Protein-kinase C-dependent phosphorylation inhibits the effect of the antiepileptic drug topiramate on the persistent fraction of sodium currents

We investigated the interference of protein-kinase C (PKC)-dependent Na + channel phosphorylation on the inhibitory effect that the antiepileptic drug topiramate (TPM) has on persistent Na + currents (I NaP ) by making whole cell patch-clamp and intracellular recordings of rat sensorimotor cortex neurons.
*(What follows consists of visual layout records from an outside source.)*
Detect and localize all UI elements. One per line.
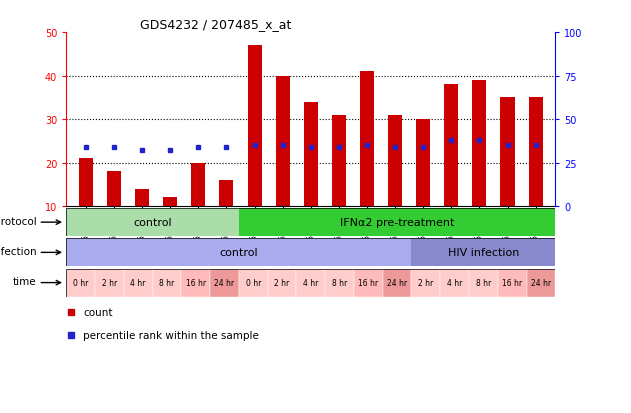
Text: IFNα2 pre-treatment: IFNα2 pre-treatment bbox=[340, 218, 454, 228]
Bar bbox=[440, 269, 469, 297]
Bar bbox=[210, 269, 239, 297]
Text: 4 hr: 4 hr bbox=[303, 278, 319, 287]
Text: 16 hr: 16 hr bbox=[186, 278, 206, 287]
Bar bbox=[529, 98, 543, 206]
Text: infection: infection bbox=[0, 247, 37, 256]
Text: control: control bbox=[220, 248, 258, 258]
Text: count: count bbox=[83, 307, 113, 318]
Text: HIV infection: HIV infection bbox=[447, 248, 519, 258]
Bar bbox=[66, 269, 95, 297]
Text: 4 hr: 4 hr bbox=[131, 278, 146, 287]
Text: percentile rank within the sample: percentile rank within the sample bbox=[83, 330, 259, 340]
Bar bbox=[411, 269, 440, 297]
Bar bbox=[239, 209, 555, 237]
Bar bbox=[360, 72, 374, 206]
Text: 24 hr: 24 hr bbox=[215, 278, 235, 287]
Bar bbox=[276, 76, 290, 206]
Bar bbox=[382, 269, 411, 297]
Bar bbox=[153, 269, 181, 297]
Bar bbox=[526, 269, 555, 297]
Text: time: time bbox=[13, 277, 37, 287]
Bar bbox=[498, 269, 526, 297]
Text: 0 hr: 0 hr bbox=[245, 278, 261, 287]
Bar bbox=[325, 269, 354, 297]
Bar bbox=[304, 102, 318, 206]
Text: control: control bbox=[133, 218, 172, 228]
Bar bbox=[416, 120, 430, 206]
Bar bbox=[469, 269, 498, 297]
Bar bbox=[411, 239, 555, 267]
Text: 16 hr: 16 hr bbox=[502, 278, 522, 287]
Bar bbox=[388, 115, 402, 206]
Text: 0 hr: 0 hr bbox=[73, 278, 88, 287]
Text: 24 hr: 24 hr bbox=[531, 278, 551, 287]
Bar bbox=[163, 198, 177, 206]
Bar bbox=[268, 269, 297, 297]
Text: 8 hr: 8 hr bbox=[332, 278, 347, 287]
Bar bbox=[66, 209, 239, 237]
Bar bbox=[135, 189, 149, 206]
Text: 8 hr: 8 hr bbox=[159, 278, 175, 287]
Text: 2 hr: 2 hr bbox=[418, 278, 433, 287]
Bar bbox=[66, 239, 411, 267]
Bar bbox=[124, 269, 153, 297]
Text: 16 hr: 16 hr bbox=[358, 278, 379, 287]
Bar bbox=[444, 85, 458, 206]
Bar bbox=[79, 159, 93, 206]
Bar bbox=[239, 269, 268, 297]
Text: 2 hr: 2 hr bbox=[102, 278, 117, 287]
Text: 24 hr: 24 hr bbox=[387, 278, 407, 287]
Bar bbox=[191, 163, 205, 206]
Text: 8 hr: 8 hr bbox=[476, 278, 491, 287]
Bar bbox=[473, 81, 487, 206]
Text: 2 hr: 2 hr bbox=[274, 278, 290, 287]
Text: protocol: protocol bbox=[0, 216, 37, 226]
Bar bbox=[107, 172, 121, 206]
Bar bbox=[247, 46, 262, 206]
Bar bbox=[181, 269, 210, 297]
Bar bbox=[297, 269, 325, 297]
Bar bbox=[95, 269, 124, 297]
Text: GDS4232 / 207485_x_at: GDS4232 / 207485_x_at bbox=[139, 17, 291, 31]
Bar bbox=[500, 98, 514, 206]
Text: 4 hr: 4 hr bbox=[447, 278, 463, 287]
Bar bbox=[220, 180, 233, 206]
Bar bbox=[332, 115, 346, 206]
Bar bbox=[354, 269, 382, 297]
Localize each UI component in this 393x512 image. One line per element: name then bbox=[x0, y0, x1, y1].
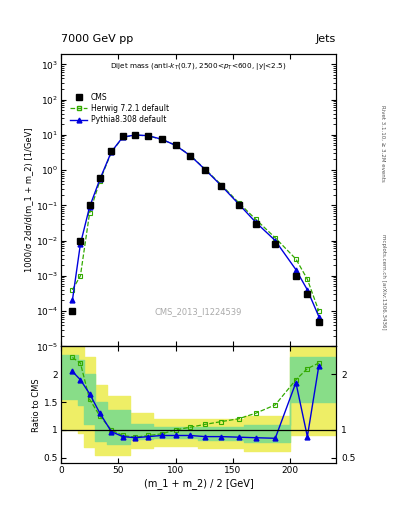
Legend: CMS, Herwig 7.2.1 default, Pythia8.308 default: CMS, Herwig 7.2.1 default, Pythia8.308 d… bbox=[70, 93, 169, 124]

The voltage-dependent activation of I NaP was significantly shifted in the hyperpolarizing direction when PKC was activated by 1-oleoyl-2-acetyl- sn -glycerol (OAG). TPM reduced the peak amplitude of I NaP , but it did not counteract the OAG-induced shift in I NaP activation. Firing property experiments showed that the firing threshold was lowered by OAG. TPM was unable to counteract this effect, which may be due to OAG-dependent enhancement of the contribution of subthreshold I NaP . These data suggest that PKC activation may limit the effect of the anticonvulsant TPM on the persistent fraction of Na + currents. The channel phosphorylation that may occur in cortical neurons as a result of physiological or pathological (e.g. epileptic) events can modulate the action of TPM on Na + currents.